Auswirkungen für die Praxis
Der geschädigte Nachbar, der einen auf Beseitigung lautenden Titel erwirkt hat, kann die auf Kosten des Schuldners erfolgende Ersatzvornahme vorfinanzieren und anschließend (ohne besonderen Titel) deren Ersatz über § 788 ZPO beitreiben. Wenn dem geschädigten Nachbarn die finanziellen Mittel zur Beseitigung der Beeinträchtigung fehlen, kann er den Störer gerichtlich auf Beseitigung in Anspruch nehmen und im Wege der Zwangsvollstreckung gemäß § 887 Abs. 2 ZPO einen Vorschuss verlangen (BGH, Urt. v. 23.03.2023 - V ZR 67/22 Rn. 30).
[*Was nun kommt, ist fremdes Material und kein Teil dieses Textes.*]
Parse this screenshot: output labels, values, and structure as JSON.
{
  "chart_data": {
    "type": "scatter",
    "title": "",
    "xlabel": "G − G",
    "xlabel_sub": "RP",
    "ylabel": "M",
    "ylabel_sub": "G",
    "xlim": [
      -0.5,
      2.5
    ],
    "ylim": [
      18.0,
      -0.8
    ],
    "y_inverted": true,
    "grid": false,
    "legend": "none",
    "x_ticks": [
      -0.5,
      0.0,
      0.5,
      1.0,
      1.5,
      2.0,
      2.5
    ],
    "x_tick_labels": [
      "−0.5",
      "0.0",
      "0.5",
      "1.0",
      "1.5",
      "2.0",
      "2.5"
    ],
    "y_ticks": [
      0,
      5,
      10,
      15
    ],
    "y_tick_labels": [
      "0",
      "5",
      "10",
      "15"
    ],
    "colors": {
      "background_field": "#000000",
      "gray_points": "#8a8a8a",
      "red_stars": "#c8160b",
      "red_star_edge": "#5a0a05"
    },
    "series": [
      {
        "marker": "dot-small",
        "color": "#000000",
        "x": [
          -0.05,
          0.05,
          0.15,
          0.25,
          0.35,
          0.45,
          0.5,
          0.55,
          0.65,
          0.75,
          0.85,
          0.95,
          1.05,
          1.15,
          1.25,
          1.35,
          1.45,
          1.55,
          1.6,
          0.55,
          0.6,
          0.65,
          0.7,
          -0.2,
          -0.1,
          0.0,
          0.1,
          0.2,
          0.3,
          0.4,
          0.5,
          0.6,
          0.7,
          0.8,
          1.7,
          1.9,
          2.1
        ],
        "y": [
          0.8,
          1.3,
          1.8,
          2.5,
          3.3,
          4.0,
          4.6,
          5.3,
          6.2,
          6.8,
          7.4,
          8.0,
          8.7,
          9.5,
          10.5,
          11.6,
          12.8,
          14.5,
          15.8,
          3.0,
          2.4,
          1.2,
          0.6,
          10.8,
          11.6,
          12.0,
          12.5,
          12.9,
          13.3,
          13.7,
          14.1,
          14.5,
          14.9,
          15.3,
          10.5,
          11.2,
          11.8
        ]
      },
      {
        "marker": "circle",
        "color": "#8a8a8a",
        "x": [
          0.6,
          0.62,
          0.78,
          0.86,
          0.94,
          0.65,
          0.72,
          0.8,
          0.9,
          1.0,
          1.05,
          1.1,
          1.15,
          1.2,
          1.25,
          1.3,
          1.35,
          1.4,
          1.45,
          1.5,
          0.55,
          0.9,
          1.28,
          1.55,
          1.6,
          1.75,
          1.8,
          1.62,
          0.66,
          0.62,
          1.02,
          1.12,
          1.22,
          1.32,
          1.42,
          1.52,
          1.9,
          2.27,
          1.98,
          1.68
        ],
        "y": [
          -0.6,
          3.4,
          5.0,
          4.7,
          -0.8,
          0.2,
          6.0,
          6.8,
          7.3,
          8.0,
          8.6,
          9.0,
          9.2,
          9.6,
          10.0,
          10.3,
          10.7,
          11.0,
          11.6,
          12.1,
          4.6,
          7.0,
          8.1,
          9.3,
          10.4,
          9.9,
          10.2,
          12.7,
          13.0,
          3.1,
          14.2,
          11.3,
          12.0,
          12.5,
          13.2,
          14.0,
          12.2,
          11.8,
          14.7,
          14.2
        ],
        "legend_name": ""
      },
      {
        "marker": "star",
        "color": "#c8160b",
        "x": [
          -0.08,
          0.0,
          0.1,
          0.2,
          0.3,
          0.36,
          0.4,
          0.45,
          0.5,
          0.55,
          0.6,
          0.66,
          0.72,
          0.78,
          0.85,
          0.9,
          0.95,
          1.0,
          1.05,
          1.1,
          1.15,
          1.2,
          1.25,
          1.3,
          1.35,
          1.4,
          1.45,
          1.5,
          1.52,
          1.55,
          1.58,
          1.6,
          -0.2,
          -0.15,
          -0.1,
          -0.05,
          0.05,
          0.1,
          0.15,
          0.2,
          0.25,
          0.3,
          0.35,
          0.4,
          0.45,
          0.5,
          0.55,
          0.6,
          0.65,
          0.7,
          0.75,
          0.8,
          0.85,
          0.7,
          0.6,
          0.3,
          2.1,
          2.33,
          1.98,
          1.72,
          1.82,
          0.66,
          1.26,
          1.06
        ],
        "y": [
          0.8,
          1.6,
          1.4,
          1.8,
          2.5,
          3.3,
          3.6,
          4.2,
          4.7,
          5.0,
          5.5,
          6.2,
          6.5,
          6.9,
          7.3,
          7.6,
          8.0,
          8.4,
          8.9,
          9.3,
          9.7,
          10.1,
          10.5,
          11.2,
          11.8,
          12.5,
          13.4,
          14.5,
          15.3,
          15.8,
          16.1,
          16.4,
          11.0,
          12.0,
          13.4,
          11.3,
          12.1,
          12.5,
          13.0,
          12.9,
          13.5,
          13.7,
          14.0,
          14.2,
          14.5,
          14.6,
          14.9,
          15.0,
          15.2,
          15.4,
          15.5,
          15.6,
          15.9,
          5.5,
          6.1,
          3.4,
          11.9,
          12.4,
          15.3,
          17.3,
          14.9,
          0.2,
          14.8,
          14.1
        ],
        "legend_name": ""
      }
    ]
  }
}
Der Gläubiger kann zusammen mit dem Antrag nach § 887 Abs. 1 ZPO einen Antrag auf Kostenvorauszahlung stellen. Höchstrichterlich noch nicht entschieden ist, welche Frist dem geschädigten Nachbarn zur Beseitigung der Schädigungen unter Einsatz des Kostenvorschusses zuzubilligen ist. Die von der Rechtsprechung für die Rückforderung eines materiell-rechtlichen Vorschussanspruchs aus § 637 BGB entwickelten Grundsätze (BGH, Urt. v. 14.01.2010 - VII ZR 108/08) sind auf die Rückforderung eines prozessualen Vorschussanspruches gemäß § 887 Abs. 2 ZPO nicht ohne jede Einschränkung anwendbar (OLG Düsseldorf, Urt. v. 19.05.2009 - I-23 U 118/08 Rn. 16). Soweit der gezahlte Vorschuss für die Ersatzvornahme nicht verbraucht wird, kann der Schuldner nach Bereicherungsrecht Rückerstattung verlangen; es bedarf hierzu aber notfalls einer gesonderten Leistungsklage (Gruber in: MünchKomm ZPO, 6. Aufl. 2020, ZPO § 887 Rn. 39).